The Gundlakamma (Telugu: గుండ్లకమ్మ నది) is a seasonal river that flows through the east central part of the state of Andhra Pradesh, India. It arises in the Nallamalla Hills, an offshoot of the Eastern Ghats. Its main headwaters lie some 6 kilometers from the village of Ardhaveedu, Prakasam District at an altitude of 425 m. above MSL. Numerous mountain streams join it as it descends down the thickly forested hills through a series of curves and tight bends. It follows a north-easterly direction and enters the plains near Cumbum, after flowing through a town named after it. Gundlakamma is the largest of all the rivers that originate from the Nallamalla Hills.
A 15th-century dam built by the Gajapati kings straddles the river on its entry into the plains. It is an earthen dam that plugs the narrow outlet of a wide gorge that the river flows through. Called the Cumbum Dam, it is 57 feet (17 m) high, has a drainage area of 430 square miles (1,100 km2) and a capacity of 3,696,000,000 cubic feet (105,000,000 m3). The river then flows past the town of Markapur and towards the Coromandel Coast. It finally enters the Bay of Bengal, some 19 km east of Ongole after having covered a distance of 225 km.

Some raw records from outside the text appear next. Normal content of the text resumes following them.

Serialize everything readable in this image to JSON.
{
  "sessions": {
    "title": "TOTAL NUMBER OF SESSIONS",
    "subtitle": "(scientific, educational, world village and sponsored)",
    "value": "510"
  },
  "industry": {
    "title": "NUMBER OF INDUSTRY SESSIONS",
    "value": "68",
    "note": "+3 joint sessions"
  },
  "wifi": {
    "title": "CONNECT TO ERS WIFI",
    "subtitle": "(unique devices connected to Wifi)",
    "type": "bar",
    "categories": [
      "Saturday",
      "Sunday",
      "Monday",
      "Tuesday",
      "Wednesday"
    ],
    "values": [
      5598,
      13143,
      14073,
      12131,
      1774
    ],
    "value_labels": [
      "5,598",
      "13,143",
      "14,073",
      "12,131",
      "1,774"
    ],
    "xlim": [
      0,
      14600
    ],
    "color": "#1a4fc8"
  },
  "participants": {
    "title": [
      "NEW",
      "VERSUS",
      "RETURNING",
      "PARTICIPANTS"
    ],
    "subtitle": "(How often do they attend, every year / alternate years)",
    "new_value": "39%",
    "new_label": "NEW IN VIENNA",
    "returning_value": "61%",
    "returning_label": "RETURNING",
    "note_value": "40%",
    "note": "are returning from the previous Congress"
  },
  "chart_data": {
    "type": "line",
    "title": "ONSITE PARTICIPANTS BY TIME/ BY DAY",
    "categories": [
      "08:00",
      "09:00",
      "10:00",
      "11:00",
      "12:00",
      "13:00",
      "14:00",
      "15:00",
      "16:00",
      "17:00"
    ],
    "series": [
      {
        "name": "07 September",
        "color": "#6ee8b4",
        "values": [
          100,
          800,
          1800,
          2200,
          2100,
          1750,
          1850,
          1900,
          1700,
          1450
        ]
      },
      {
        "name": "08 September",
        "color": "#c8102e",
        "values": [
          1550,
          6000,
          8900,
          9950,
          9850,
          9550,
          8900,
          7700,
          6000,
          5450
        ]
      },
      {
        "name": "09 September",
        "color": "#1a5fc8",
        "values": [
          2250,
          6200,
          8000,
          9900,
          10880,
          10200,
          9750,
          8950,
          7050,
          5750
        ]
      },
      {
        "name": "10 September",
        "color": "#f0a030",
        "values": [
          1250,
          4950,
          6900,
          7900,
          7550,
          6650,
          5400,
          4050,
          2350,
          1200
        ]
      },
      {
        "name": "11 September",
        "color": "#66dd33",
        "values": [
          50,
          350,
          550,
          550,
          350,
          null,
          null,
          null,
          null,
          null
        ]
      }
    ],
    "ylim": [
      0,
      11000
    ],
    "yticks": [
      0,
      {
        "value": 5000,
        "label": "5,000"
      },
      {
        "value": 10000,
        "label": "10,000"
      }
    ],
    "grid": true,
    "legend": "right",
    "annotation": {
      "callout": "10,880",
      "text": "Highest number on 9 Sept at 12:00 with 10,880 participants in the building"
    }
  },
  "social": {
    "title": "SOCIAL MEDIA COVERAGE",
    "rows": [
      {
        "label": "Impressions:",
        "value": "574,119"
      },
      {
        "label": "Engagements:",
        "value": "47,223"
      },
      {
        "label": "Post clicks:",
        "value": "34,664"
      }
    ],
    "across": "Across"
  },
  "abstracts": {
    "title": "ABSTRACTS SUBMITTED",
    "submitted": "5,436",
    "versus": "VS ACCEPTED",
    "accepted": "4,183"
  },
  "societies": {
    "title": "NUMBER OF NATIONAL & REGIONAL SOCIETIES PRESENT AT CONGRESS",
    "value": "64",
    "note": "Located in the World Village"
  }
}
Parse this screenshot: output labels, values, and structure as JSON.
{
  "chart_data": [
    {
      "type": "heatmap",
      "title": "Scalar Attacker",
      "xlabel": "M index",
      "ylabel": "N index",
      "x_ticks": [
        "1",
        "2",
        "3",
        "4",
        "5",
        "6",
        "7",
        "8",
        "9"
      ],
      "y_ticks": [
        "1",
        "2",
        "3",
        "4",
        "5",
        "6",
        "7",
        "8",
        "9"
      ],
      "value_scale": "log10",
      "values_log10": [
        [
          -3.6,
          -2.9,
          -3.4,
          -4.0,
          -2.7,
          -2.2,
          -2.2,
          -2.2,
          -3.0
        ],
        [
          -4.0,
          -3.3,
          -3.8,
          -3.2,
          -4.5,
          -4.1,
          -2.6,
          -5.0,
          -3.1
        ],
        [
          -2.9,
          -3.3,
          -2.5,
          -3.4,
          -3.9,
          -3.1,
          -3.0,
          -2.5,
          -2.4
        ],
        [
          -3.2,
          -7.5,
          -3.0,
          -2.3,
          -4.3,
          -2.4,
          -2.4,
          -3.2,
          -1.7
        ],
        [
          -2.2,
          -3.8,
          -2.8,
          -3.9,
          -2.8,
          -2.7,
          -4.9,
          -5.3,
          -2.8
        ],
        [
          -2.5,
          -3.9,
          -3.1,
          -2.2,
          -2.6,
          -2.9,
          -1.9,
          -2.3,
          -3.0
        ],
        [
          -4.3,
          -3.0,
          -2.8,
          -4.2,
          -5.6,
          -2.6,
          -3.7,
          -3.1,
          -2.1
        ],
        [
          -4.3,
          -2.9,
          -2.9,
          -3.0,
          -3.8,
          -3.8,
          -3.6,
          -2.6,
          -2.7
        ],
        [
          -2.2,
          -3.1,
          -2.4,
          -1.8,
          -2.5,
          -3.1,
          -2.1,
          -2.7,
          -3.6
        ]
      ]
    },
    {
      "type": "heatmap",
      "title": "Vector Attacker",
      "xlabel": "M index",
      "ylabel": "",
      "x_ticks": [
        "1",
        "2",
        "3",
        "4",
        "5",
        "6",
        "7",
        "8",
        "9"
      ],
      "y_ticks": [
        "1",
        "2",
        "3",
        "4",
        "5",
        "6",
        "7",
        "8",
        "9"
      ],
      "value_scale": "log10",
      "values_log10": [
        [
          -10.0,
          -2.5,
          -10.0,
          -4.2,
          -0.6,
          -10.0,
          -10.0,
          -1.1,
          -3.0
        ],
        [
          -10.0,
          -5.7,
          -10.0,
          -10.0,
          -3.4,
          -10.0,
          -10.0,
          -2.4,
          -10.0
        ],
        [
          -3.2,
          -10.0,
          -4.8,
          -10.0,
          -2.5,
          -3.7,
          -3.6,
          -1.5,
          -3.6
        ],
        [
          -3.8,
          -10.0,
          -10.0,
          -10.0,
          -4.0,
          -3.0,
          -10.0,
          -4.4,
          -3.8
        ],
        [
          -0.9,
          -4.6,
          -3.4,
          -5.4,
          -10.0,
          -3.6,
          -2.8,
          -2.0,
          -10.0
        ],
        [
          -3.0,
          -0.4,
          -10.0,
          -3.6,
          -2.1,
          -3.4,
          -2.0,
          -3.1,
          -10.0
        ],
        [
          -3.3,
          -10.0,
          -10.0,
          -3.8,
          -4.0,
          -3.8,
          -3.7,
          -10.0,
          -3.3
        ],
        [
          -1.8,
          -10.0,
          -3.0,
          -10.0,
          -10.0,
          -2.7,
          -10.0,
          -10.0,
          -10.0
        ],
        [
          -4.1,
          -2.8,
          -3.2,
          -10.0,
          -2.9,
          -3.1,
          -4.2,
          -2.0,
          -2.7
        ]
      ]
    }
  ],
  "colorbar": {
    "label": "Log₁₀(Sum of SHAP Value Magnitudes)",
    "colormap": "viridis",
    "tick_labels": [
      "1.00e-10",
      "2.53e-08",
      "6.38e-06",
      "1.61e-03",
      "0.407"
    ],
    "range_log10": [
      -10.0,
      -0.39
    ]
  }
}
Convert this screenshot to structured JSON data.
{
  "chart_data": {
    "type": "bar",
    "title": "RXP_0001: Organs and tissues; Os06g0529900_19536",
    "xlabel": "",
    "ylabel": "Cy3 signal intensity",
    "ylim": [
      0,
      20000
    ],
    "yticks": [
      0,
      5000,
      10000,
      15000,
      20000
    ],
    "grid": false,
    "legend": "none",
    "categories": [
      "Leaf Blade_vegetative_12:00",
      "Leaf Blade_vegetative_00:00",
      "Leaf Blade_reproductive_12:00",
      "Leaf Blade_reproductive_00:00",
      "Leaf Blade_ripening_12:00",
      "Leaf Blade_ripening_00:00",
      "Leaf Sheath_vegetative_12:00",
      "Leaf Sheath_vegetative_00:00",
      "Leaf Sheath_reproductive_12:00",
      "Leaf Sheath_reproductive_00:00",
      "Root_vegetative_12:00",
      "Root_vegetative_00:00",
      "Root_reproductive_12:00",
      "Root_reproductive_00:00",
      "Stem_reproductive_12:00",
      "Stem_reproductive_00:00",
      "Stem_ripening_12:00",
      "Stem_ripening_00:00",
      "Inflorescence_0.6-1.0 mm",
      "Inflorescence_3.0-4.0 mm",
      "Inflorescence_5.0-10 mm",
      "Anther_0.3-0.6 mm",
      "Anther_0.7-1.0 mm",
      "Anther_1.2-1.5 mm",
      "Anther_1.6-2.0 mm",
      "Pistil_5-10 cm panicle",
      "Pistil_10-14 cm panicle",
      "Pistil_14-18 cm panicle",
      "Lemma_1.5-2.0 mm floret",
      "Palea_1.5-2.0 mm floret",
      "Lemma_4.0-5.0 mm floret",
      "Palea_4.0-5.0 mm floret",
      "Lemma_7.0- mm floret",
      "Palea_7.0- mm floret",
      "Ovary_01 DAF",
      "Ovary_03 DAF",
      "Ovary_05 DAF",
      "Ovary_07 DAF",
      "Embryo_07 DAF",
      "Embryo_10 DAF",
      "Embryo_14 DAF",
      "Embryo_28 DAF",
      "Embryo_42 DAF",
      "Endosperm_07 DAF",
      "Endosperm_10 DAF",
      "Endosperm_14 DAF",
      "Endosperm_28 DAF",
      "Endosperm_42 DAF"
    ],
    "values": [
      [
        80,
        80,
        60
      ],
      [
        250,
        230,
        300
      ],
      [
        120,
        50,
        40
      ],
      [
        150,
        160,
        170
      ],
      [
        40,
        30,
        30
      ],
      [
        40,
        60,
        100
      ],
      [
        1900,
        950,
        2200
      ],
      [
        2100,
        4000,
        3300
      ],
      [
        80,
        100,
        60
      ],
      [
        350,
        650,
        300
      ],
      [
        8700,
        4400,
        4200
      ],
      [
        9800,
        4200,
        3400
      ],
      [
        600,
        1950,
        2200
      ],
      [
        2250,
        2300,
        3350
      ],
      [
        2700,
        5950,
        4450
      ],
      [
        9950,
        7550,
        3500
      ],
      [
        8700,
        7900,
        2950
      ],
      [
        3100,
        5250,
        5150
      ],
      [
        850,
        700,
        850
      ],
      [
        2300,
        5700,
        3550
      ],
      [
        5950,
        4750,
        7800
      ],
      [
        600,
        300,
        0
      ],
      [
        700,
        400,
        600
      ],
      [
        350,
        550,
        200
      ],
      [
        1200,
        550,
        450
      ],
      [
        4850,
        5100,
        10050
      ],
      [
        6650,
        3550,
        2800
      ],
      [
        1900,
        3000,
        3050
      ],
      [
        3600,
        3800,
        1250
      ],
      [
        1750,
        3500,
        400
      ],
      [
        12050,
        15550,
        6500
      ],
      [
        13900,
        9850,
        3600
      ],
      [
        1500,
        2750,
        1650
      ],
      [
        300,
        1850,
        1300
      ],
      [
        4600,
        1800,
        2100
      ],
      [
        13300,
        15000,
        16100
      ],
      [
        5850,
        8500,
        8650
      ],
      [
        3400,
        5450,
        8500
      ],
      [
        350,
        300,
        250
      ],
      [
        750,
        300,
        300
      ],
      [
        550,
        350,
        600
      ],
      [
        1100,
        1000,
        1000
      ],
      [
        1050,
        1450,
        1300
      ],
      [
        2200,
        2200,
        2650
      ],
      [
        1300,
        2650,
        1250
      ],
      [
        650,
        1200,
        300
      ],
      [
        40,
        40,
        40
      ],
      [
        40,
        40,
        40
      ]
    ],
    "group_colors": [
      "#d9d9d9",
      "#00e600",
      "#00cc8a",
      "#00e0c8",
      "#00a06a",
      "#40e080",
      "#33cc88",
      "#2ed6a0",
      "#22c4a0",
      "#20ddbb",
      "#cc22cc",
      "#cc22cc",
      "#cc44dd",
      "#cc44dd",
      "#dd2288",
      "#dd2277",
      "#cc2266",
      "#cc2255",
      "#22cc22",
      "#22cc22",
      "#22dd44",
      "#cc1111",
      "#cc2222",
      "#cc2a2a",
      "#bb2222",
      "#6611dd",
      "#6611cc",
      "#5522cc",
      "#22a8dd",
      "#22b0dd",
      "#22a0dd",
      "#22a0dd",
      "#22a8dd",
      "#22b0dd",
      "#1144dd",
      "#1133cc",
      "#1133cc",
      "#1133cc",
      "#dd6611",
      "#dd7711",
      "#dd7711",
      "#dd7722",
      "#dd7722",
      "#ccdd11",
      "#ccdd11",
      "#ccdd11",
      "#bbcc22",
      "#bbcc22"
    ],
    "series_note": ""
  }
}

Apart from the ancient dam at Cumbum mentioned above, a modern dam called Gundlakamma Reservoir Project too has been constructed across the river at Chinna Mallapuram, Prakasam District. Some 80 feet (24 m) high, this dam has a capacity of 3,800,000,000 cubic feet (110,000,000 m3) and can irrigate 80,600 acres (330 km2) of land. It will also provide drinking water for the 250,000 people living in Ongole and its surrounding hamlets.
Veligonda project is under construction to connect the river basin with the adjacent Krishna River basin by a 20 km long tunnel from the Srisailam reservoir. Construction of a 40 tmc capacity storage reservoir is also part of this project. Once this project is completed, the reliability of water supply to all the irrigation projects in the river basin would enhance vastly.
The Guntur-Guntakal railway track of the South Central Railway crosses the river over the embankment at Cumbum as well as at two other places before it. The Vijayawada-Chennai mainline of the same railway crosses the river a few kilometres before its mouth. Near the same place, National Highway 5 also spans the river at Vellampalli village.
Though a tame river generally, the heavy monsoonal rains in 2001 caused the river to burst its banks and flood areas along its course. About 15 people were washed away by its gushing waters in the month of October, 2001.